謝過張曉靜,我們各自回房,我關上門,重新躺在床上。不知怎麽想起辛月曾在等待小警察的日子裏用水充饑的事,苦笑不已,我們還真是一對難姐難妹。
好不容易挨到十二點過,外面沒有任何聲音,确定所有人都睡了,我才輕輕的拉開房門,透過門縫,左右看了看,沒有一點動靜,這才走出來往一門之隔的停車室走去。
推開門放眼望去,停車室裏停着三輛車,在看到那輛熟悉的幻影時愣了一下,這是不是表示瞿墨在家?不過在與不在好像都跟我沒關系,我的注意力放在搜尋飲水機上。

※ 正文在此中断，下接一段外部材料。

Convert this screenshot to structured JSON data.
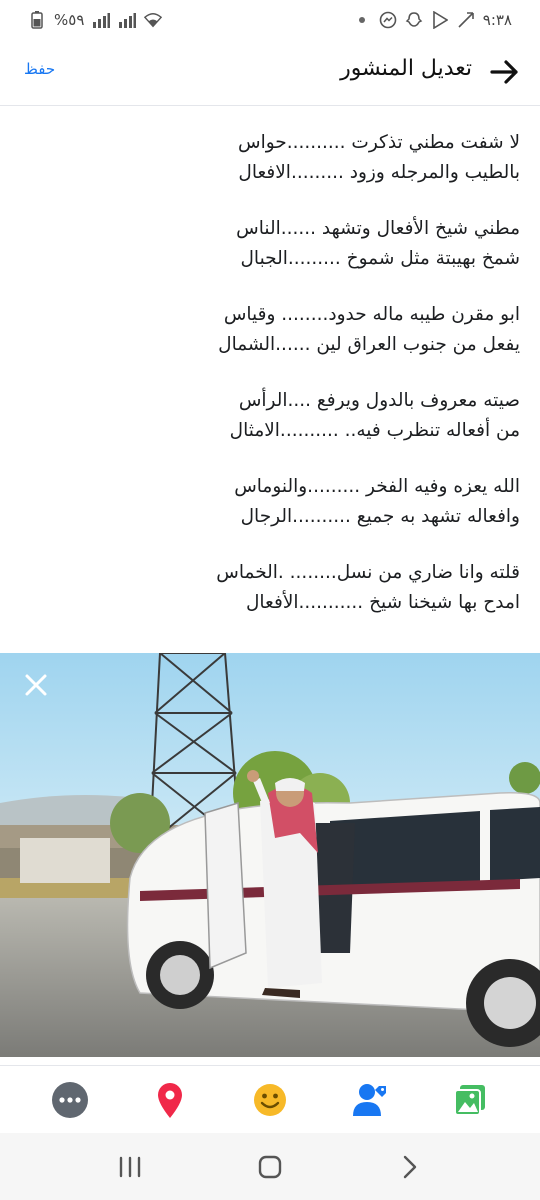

粗略看了一眼并沒有看見飲水機,但張曉靜沒有理由騙我,走到停車室對面,看見轉角的地方有一個小的休息室,因爲剛才站的角度問題沒有看見。
我拖着沉重的步子走過去,從旁邊的架子上拿了一個紙杯,接了水就往嘴裏灌。喝得太急來不及吞咽,隻覺得身上一涼,流出的水打濕了面前的衣裳。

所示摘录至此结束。